Dubravka Vejnović, Center for the Promotion of Science (CPN)

Ms Dubravka Vejnović is an expert associate at the Center for the Promotion of Science, Belgrade, Serbia and a PhD candidate in human genetics. She coordinates several EU funded projects and is very interested in bioethical issues. Ms Vejnovic is a secretary of Cambridge Working Group for Bioethical Education in Serbia.

How did you become involved with the SATORI project?

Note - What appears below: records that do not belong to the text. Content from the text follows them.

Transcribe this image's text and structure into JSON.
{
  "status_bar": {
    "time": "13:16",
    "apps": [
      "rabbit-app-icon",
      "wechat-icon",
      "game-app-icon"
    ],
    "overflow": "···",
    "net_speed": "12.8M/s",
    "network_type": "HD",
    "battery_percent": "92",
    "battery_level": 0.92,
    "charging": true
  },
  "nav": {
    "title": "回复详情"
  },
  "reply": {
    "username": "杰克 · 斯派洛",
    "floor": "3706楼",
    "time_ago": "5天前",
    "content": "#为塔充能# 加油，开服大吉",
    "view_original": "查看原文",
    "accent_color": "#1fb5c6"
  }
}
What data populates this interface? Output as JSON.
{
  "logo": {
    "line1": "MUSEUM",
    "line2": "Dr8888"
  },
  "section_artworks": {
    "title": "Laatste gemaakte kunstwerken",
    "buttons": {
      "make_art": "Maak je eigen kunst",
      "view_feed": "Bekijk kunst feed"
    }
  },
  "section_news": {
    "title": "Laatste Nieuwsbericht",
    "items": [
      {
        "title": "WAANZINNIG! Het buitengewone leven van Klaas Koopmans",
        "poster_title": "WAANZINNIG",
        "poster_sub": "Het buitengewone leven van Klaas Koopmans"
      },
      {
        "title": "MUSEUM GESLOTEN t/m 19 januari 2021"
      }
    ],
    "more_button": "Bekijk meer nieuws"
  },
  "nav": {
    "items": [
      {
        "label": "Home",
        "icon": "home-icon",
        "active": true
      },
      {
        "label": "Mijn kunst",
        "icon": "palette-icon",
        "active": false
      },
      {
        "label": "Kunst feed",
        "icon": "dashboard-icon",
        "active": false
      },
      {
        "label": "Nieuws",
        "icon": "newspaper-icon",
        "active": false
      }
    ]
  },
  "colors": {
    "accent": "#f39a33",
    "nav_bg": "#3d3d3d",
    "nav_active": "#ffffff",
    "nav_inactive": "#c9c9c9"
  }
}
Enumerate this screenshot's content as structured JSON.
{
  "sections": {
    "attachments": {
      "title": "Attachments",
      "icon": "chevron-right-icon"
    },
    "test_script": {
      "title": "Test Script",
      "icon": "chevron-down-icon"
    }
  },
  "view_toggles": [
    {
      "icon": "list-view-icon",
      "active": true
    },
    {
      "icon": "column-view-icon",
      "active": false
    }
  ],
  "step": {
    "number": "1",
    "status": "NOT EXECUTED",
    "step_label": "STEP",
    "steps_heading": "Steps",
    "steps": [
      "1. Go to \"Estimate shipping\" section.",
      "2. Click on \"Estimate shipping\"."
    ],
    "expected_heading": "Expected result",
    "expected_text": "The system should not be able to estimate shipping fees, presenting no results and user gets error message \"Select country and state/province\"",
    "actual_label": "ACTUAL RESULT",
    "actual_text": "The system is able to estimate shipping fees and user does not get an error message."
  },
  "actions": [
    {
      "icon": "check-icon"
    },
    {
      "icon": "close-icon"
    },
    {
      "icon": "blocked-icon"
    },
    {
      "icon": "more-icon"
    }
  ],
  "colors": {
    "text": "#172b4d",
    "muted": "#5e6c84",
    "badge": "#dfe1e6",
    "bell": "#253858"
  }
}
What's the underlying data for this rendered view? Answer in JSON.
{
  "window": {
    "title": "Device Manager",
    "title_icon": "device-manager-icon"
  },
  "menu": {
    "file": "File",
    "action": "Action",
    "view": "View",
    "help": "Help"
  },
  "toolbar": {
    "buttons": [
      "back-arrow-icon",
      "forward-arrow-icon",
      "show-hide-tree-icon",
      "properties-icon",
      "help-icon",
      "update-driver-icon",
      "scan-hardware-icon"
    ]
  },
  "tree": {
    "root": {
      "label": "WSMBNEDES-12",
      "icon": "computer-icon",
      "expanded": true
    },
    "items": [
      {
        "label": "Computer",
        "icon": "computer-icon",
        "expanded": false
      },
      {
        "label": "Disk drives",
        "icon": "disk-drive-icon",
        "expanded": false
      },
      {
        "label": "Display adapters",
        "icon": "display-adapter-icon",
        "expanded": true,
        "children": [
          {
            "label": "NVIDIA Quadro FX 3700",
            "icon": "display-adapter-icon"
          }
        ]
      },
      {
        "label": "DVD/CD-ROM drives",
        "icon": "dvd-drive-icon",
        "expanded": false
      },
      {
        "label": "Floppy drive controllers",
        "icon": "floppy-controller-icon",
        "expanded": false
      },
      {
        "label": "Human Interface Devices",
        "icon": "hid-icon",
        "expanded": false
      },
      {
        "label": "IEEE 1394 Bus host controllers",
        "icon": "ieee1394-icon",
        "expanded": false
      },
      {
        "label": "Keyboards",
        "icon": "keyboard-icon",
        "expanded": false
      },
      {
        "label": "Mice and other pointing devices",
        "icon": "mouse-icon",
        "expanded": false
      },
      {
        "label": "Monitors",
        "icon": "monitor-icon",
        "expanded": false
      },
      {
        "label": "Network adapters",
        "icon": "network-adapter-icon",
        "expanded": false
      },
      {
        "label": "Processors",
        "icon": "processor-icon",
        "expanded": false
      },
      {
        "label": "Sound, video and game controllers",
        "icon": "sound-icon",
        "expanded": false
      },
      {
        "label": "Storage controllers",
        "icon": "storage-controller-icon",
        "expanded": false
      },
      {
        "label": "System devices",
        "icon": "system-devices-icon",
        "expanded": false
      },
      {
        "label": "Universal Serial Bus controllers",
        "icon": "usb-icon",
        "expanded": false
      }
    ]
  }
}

The Center for the Promotion of Science was the member of project’s consortium from the beginning of the project, since January 2014. At that time I was already working on several other projects. One of the first tasks in work package one was writing reports on ethical assessment in different scientific fields. CPN was involved in writing the report on genetics; so having in mind that I hold MSc degree in genetics my superiors asked me to join the team. Soon I become the project manager.

What is your role in the SATORI project?

My task is to coordinate project’s activities that involve the Center for the Promotion of Science. Our institution is involved in majority of work packages and we are the leader of WP 10 – Communications. Of course, I am not alone in this mission; I have several associates whose contribution is most valuable.

What would be the most desirable outcome of the project?

Contrary to the rest of the partners in the consortium Serbia is not yet a full member of the EU and issues of ethics in research and innovation are just beginning to emerge on the agenda. In that perspective developing a common European framework for ethical assessment of R&I would be the most useful outcome of the project, as well as mutual learning workshops with various stakeholders.

What would be most important contribution of the project to society? Why?

Our ambition is to identify, point out the problems which constrain ethics assessment in EU countries, but also in Serbia and finally to give recommendations of how to improve it. We believe that SATORI will make the biggest change in counties that recently started to recognise ethics assessment as inseparable part of research process and that we have a great potential of engaging different stakeholders.

What is the most challenging part of the project?

The most challenging part is consolidation of all scientific fields under one unique umbrella of standards and procedures for ethical assessment. That’s why project partners are working hard on the evaluation of standardisation potential as well as cost effectiveness of the nominated process.

How do you see mutual learning taking place in the SATORI project? What can you take with you home?

Mutual learning is a crucial part of the project. The goal of the mutual learning sessions is presenting ethics framework developed and getting feedback from participants that may be helpful in fine-tuning and implementing the framework at future occasions.